Специалистам Microsoft удалось обнаружить новую модификацию червя Morto. Данная модификация способна заражать EXE-файлы, находящиеся на встроенных и съемных дисках, а также в административных, совместно используемых, каталогах и протоколах удаленного рабочего стола (RDP). При этом, как заявляют представители Microsoft, червь не инфицирует файлы: 'windows', 'winnt', 'qq', 'Outlook', 'System Volume Information' или 'RECYCLER'. Исследователи также отмечают, что новая модификация Morto оставляет в инфицированных файлах свою «метку» в виде записей «PPIF». 
Как и его предшественник, о котором Microsoft предупреждала пользователей в прошлом году, новая модификация Morto способна соединяться с удаленным сервером, загружая на компьютер жертвы дополнительную информацию, и обновляя собственные компоненты. Червь также отключает локальные приложения, отвечающие за безопасность инфицированной системы.
Microsoft призывает пользователей соблюдать максимальную осторожность, а также использовать максимально сложные пароли и объект-мьютекс "Global\_PPIftSvc", позволяющий избежать запуска нескольких копий вируса в системе.

anti-malware.ru

----------

Надоело быть жертвой?
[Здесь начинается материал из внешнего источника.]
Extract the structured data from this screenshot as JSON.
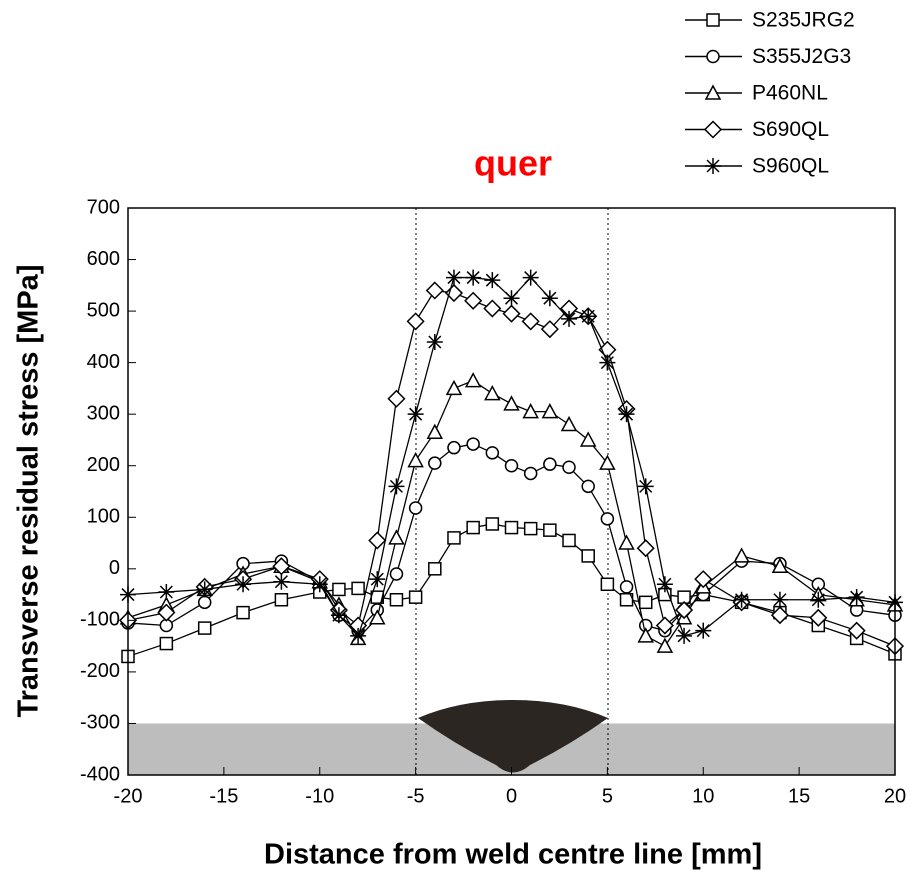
{
  "chart_data": {
    "type": "line",
    "title": "quer",
    "x_label": "Distance from weld centre line [mm]",
    "y_label": "Transverse residual stress [MPa]",
    "x": [
      -20,
      -18,
      -16,
      -14,
      -12,
      -10,
      -9,
      -8,
      -7,
      -6,
      -5,
      -4,
      -3,
      -2,
      -1,
      0,
      1,
      2,
      3,
      4,
      5,
      6,
      7,
      8,
      9,
      10,
      12,
      14,
      16,
      18,
      20
    ],
    "series": [
      {
        "name": "S235JRG2",
        "color": "#000000",
        "marker": "square",
        "values": [
          -170,
          -145,
          -115,
          -85,
          -60,
          -45,
          -40,
          -38,
          -55,
          -60,
          -55,
          0,
          60,
          80,
          87,
          80,
          78,
          75,
          55,
          25,
          -30,
          -60,
          -65,
          -50,
          -55,
          -50,
          -65,
          -85,
          -110,
          -135,
          -165
        ]
      },
      {
        "name": "S355J2G3",
        "color": "#000000",
        "marker": "circle",
        "values": [
          -105,
          -110,
          -65,
          10,
          15,
          -25,
          -90,
          -120,
          -80,
          -10,
          118,
          205,
          235,
          242,
          225,
          200,
          185,
          203,
          197,
          160,
          97,
          -35,
          -110,
          -120,
          -80,
          -50,
          15,
          10,
          -30,
          -80,
          -90
        ]
      },
      {
        "name": "P460NL",
        "color": "#000000",
        "marker": "triangle",
        "values": [
          -95,
          -70,
          -40,
          -10,
          5,
          -25,
          -70,
          -135,
          -95,
          60,
          210,
          265,
          350,
          365,
          340,
          320,
          305,
          305,
          280,
          250,
          205,
          50,
          -130,
          -150,
          -95,
          -35,
          25,
          5,
          -50,
          -60,
          -70
        ]
      },
      {
        "name": "S690QL",
        "color": "#000000",
        "marker": "diamond",
        "values": [
          -100,
          -85,
          -35,
          -20,
          5,
          -20,
          -80,
          -110,
          55,
          330,
          480,
          540,
          535,
          520,
          505,
          495,
          480,
          465,
          505,
          490,
          425,
          310,
          40,
          -110,
          -80,
          -20,
          -65,
          -90,
          -95,
          -120,
          -150
        ]
      },
      {
        "name": "S960QL",
        "color": "#000000",
        "marker": "star",
        "values": [
          -50,
          -45,
          -40,
          -30,
          -25,
          -30,
          -90,
          -130,
          -20,
          160,
          300,
          440,
          565,
          565,
          560,
          525,
          565,
          525,
          485,
          490,
          400,
          300,
          160,
          -30,
          -130,
          -120,
          -60,
          -60,
          -60,
          -55,
          -65
        ]
      }
    ],
    "xlim": [
      -20,
      20
    ],
    "xticks": [
      -20,
      -15,
      -10,
      -5,
      0,
      5,
      10,
      15,
      20
    ],
    "ylim": [
      -400,
      700
    ],
    "yticks": [
      -400,
      -300,
      -200,
      -100,
      0,
      100,
      200,
      300,
      400,
      500,
      600,
      700
    ],
    "title_color": "#ff0000"
  }
}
Стань профи по информационной безопасности, получай самую свежую информацию об угрозах и средствах защиты от ведущего российского аналитического центра Anti-Malware.ru:

----------


## valho

Какое то ч.о из другого города начал сканить мне на одном компе RDP, когда я его включил в винде. Посмотрел в аудите, он там перебирает только английские логины вроде - administrator, admin, user, owner, test, test1 и т.д.
Посмотрел комп с которого перебирают пароли к терминалу, там стоит Win Server 2003 r2 Enterprise x64 Английский. У кого русские логины похоже вреда от него особо не будет, если тока тормоза.

----------